However, due to the unsecured nature of the network traffic to and from the Guard Provider app, and the use of multiple SDKs within the same app, a threat actor could connect to the same Wi-Fi network as the victim and carry out a Man-in-the-Middle (MiTM) attack against the device. Due to gaps in communication and functional loopholes between the multiple SDKs, the attacker could then inject malicious code onto the phone.

Like all pre-installed applications, these kinds of apps are present on all mobile devices out-of-the-box and cannot be deleted. Check Point responsibly disclosed this vulnerability to Xiaomi, which released a patch shortly after.

The pros and cons of SDKs

A software development kit (SDK) is a set of programming tools to help developers create apps for a specific platform. On mobile devices, mobile SDKs have helped developers by removing the need to spend time writing code and developing back-end stability for functionalities unrelated to the core of their app.

But as more and more third party code is added to the app, protecting user data and controlling performance gets much more complicated. Known as ‘SDK Fatigue’, increased use of multiple SDKs in the same app makes it more susceptible to problems such as crashes, malware, privacy breaches, battery drain, slowdown, and many other problems.

The hidden disadvantages in using several SDKs within the same app lie in the fact that they all share the app context and permissions, these main disadvantages are:

1. A problem in one SDK would compromise the protection of all the others.

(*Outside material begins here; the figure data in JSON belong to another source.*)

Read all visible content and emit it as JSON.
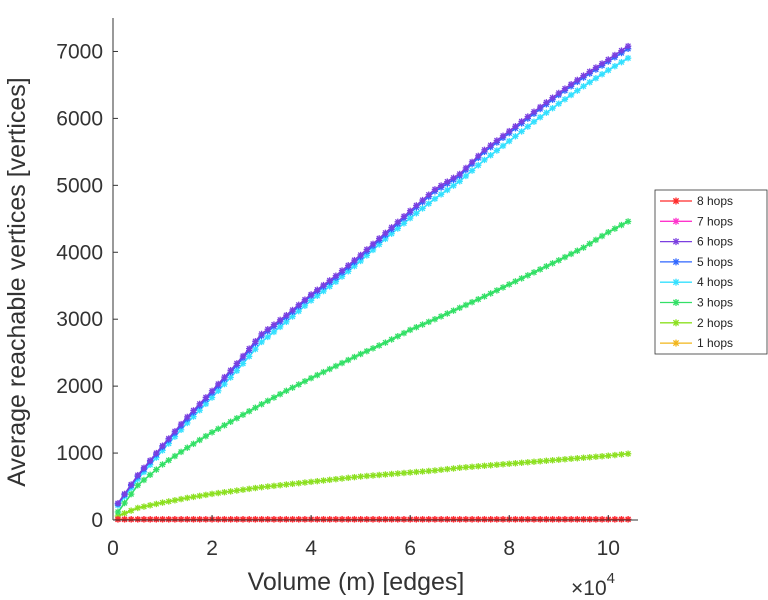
{
  "chart_data": {
    "type": "line",
    "title": "",
    "xlabel": "Volume (m) [edges]",
    "ylabel": "Average reachable vertices [vertices]",
    "x_multiplier_label": "×10",
    "x_multiplier_exponent": "4",
    "xlim": [
      0,
      10.6
    ],
    "ylim": [
      0,
      7500
    ],
    "xticks": [
      0,
      2,
      4,
      6,
      8,
      10
    ],
    "xtick_labels": [
      "0",
      "2",
      "4",
      "6",
      "8",
      "10"
    ],
    "yticks": [
      0,
      1000,
      2000,
      3000,
      4000,
      5000,
      6000,
      7000
    ],
    "ytick_labels": [
      "0",
      "1000",
      "2000",
      "3000",
      "4000",
      "5000",
      "6000",
      "7000"
    ],
    "grid": false,
    "legend_position": "right",
    "x": [
      0.1,
      0.5,
      1,
      1.5,
      2,
      2.5,
      3,
      3.5,
      4,
      4.5,
      5,
      5.5,
      6,
      6.5,
      7,
      7.5,
      8,
      8.5,
      9,
      9.5,
      10,
      10.4
    ],
    "series": [
      {
        "name": "8 hops",
        "color": "#ff2a2a",
        "values": [
          10,
          10,
          10,
          10,
          10,
          10,
          10,
          10,
          10,
          10,
          10,
          10,
          10,
          10,
          10,
          10,
          10,
          10,
          10,
          10,
          10,
          10
        ]
      },
      {
        "name": "7 hops",
        "color": "#ff33cc",
        "values": [
          10,
          10,
          10,
          10,
          10,
          10,
          10,
          10,
          10,
          10,
          10,
          10,
          10,
          10,
          10,
          10,
          10,
          10,
          10,
          10,
          10,
          10
        ]
      },
      {
        "name": "6 hops",
        "color": "#7b3fe0",
        "values": [
          250,
          670,
          1110,
          1540,
          1930,
          2340,
          2780,
          3060,
          3370,
          3650,
          3960,
          4290,
          4620,
          4940,
          5170,
          5530,
          5810,
          6100,
          6380,
          6640,
          6880,
          7080
        ]
      },
      {
        "name": "5 hops",
        "color": "#2f66ff",
        "values": [
          240,
          650,
          1090,
          1510,
          1900,
          2310,
          2750,
          3030,
          3350,
          3620,
          3930,
          4260,
          4590,
          4910,
          5140,
          5500,
          5780,
          6070,
          6350,
          6610,
          6850,
          7040
        ]
      },
      {
        "name": "4 hops",
        "color": "#33e0ff",
        "values": [
          220,
          610,
          1040,
          1450,
          1830,
          2230,
          2660,
          2960,
          3280,
          3560,
          3870,
          4200,
          4510,
          4800,
          5060,
          5380,
          5660,
          5950,
          6220,
          6480,
          6720,
          6900
        ]
      },
      {
        "name": "3 hops",
        "color": "#33e066",
        "values": [
          120,
          520,
          830,
          1080,
          1310,
          1520,
          1730,
          1930,
          2120,
          2300,
          2480,
          2650,
          2840,
          3000,
          3170,
          3340,
          3520,
          3700,
          3880,
          4070,
          4300,
          4460
        ]
      },
      {
        "name": "2 hops",
        "color": "#8ce020",
        "values": [
          60,
          180,
          260,
          330,
          390,
          440,
          490,
          530,
          570,
          610,
          650,
          680,
          710,
          740,
          780,
          810,
          840,
          870,
          900,
          930,
          960,
          990
        ]
      },
      {
        "name": "1 hops",
        "color": "#f2b51a",
        "values": [
          10,
          10,
          10,
          10,
          10,
          10,
          10,
          10,
          10,
          10,
          10,
          10,
          10,
          10,
          10,
          10,
          10,
          10,
          10,
          10,
          10,
          10
        ]
      }
    ]
  }
}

2. The private storage data of one SDK cannot be isolated and can therefore be accessed by another SDK.

On average a single app now has over 18 SDKs implemented within the same app. But by doing so, developers leave organizations and users exposed to potential pitfalls that can be exploited by threat actors to interfere with the regular operation of the device.

While it is assumed that elements used even within a security app would all be secure, as seen in the above vulnerability in Xiaomi’s pre-installed apps, this is far from the case. Developers and corporations alike need to be aware that having a secure element combined with another secure element within an app on their phone does not necessarily mean that when these two elements are implemented together, the device as a whole will remain secure.

The only defense against these types of hidden and obscure threats is to ensure your organization’s fleet of mobile devices use mobile security software that protects against potential Man-in-the-Middle attacks.